The ongoing fiasco of mass transit in Seattle
When I was in Seattle this summer, I saw a number of the fancy new stations showing on 15th NW in anticipation of the launch of Rapidride D, ostensibly a new Bus Rapid Transit service that will replace the old, slow 15 local for service to Ballard from downtown Seattle. It seemed like a good line to try such a venture; Ballard is seeing major increases in density, and is awfully slow to get out of for a major urban neighborhood, and it’ll be a long, long time if ever before the new light rail system comes anywhere near it.
Unfortunately, it’s looking more and more like a poster child for everything wrong with Bus Rapid Transit. This captures nicely the problem with BRT; it’s not so much that BRT can’t significantly replicate rail service in theory (or in South America), it’s that, it’s much easier to cut corners and chip away at the quality of service. What’s wrong with the Rapidride D, set to launch next month?

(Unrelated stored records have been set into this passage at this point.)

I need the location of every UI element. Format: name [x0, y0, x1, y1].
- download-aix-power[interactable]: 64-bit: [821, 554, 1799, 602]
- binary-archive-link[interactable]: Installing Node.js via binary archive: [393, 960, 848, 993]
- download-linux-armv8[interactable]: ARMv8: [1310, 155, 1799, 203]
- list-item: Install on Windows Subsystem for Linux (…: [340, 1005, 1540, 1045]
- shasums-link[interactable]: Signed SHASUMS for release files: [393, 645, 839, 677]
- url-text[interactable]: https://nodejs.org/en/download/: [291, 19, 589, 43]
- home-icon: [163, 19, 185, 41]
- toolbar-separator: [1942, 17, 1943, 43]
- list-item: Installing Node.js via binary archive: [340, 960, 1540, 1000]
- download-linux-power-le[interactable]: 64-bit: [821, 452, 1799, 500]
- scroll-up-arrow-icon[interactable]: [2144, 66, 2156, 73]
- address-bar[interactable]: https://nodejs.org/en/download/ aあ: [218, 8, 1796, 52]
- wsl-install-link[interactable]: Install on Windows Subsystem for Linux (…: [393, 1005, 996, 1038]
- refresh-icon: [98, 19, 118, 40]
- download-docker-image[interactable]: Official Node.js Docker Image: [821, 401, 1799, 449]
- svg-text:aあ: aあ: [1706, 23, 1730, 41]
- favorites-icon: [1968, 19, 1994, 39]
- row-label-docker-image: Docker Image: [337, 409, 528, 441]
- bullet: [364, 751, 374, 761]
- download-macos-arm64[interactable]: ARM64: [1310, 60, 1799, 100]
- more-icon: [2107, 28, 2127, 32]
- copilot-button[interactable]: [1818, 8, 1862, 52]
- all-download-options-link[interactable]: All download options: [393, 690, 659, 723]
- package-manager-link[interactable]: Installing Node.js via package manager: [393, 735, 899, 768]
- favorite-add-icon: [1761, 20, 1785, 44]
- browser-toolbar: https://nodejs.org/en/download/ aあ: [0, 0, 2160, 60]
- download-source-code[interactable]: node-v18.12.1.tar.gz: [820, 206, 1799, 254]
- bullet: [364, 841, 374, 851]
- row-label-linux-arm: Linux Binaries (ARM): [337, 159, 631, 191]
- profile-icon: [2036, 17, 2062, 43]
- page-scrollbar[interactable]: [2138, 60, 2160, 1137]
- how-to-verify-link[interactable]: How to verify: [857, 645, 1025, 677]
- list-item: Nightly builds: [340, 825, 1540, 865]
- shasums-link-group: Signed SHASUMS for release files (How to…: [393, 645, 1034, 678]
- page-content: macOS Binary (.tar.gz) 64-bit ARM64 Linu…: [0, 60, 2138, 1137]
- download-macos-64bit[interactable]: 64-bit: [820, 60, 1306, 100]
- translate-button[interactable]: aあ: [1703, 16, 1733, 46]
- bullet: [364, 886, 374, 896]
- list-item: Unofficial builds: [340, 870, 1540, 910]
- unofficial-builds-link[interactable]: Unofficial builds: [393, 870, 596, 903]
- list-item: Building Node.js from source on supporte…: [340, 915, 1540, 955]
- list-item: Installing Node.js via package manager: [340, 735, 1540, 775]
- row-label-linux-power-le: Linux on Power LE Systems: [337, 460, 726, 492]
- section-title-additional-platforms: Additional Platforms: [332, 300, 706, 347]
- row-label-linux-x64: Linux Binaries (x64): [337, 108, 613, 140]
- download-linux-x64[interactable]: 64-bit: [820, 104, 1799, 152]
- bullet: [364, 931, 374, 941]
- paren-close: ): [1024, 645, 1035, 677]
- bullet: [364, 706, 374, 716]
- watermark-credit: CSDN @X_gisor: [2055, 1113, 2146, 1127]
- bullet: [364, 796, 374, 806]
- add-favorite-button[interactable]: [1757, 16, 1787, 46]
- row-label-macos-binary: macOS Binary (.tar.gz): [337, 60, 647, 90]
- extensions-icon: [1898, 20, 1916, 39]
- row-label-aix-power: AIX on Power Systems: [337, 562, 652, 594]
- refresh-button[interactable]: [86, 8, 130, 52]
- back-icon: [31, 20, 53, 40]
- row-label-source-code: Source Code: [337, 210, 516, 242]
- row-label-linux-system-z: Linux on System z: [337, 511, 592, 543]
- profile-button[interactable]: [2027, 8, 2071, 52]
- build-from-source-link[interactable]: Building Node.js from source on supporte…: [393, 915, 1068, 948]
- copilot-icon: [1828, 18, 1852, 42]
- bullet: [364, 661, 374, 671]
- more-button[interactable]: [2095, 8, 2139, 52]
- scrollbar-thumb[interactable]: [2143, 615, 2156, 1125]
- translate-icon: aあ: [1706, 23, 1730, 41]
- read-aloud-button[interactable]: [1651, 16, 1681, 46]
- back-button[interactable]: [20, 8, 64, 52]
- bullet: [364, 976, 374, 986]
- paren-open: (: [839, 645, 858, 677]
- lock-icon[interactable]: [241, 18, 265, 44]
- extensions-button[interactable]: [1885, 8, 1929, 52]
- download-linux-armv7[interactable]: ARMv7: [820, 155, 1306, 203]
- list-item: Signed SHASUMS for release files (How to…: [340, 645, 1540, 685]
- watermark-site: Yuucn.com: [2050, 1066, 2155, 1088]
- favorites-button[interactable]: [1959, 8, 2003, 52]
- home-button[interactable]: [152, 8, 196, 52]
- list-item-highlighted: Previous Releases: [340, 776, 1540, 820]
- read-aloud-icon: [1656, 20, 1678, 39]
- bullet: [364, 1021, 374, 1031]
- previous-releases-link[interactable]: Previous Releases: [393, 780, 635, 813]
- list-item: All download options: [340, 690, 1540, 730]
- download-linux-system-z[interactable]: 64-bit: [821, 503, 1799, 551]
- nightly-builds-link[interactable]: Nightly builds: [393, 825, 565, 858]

*Terminates too soon. The current 15 can get you to the southern part of downtown and the stadiums. With RR, you’ll have to transfer or walk the last 1-2 miles.
*No off board payment downtown. This is huge, and is compounded by the end of the ride free zone, which means at the downtown stops, the buses will have to wait forever while everyone gets on board and pays on board. (The needed card readers will allegedly be in place by mid-2013.)
*The Orca cards, which make payment much faster than fumbling around for $2.25, are still not free and not convenient to acquire. If you’re going to make people pay on board, at least incentivize abandoning cash payment so that as few people as possible waste everyone’s time fumbling around for another quarter.
*Even at the stops with off-board card readers, there is no ‘pay cash, get a ticket’ option, so cash customers will slow people up in both directions, all the time.
*15 minute non-peak headway: very borderline for BRT. Should be no more than 10. The decision to not publish a schedule is idiotic, especially given the percentage of riders who’ll need to make a transfer to a bus with infrequent service. Going without a schedule is a viable option for less than 10 minute headways. It also signals a lack of confidence in their own rhetoric about improved reliability. Metro promotes this as “service so frequent you don’t even need a schedule”, which is curious, since they provide schedules for many routes with headways of 15 minutes or less.
* Signal priority may not be happening at the stops that need it the most.
In fairness, the elimination of the free ride zone is a big part of the problem here, and not just for rapidride–for the afternoon/evening commute, getting buses out of downtown–both the tunnel and the surface streets–needs to be as fast as possible to prevent massive gridlock, and the “pay as you leave, only once we leave the downtown area” system expedites that. Everyone should be terrified of what’s coming for the afternoon commute out of downtown. The decision to scrap the RFA was political concession to Republicans on the King County Council who would otherwise have allowed massive service cuts by withholding needed funding. It’s looking like a classic penny-wise pound foolish move; the 2.2 million a year in fares may well be dwarfed by efficiency losses or other riders abandoning their buses because decreased efficiency. The BRT planners had no reason, 5-6 years ago, to expect the end of the RFA at the same time BRT would go online. The launch of this fancy new line may well coincide with travel times *slower* than the old 15 on the afternoon northbound routes. Riders may not appreciate the buses would be even slower had they not upgraded to rapidride. The A line, which went online two years ago, turned a 45 minute route into a 40 minute one. I’m not confident we should expect anything that impressive from the D line.
Metro King County GM Kevin Desmond gamely attempts some spin, avoiding claims with any specificity quite deftly.
Fans of sensible transit policy seeking a palate cleanser may enjoy Jarrett Walker’s appreciation of Portland’s transition to a simple, functional, user friendly bus grid, which is turning 30.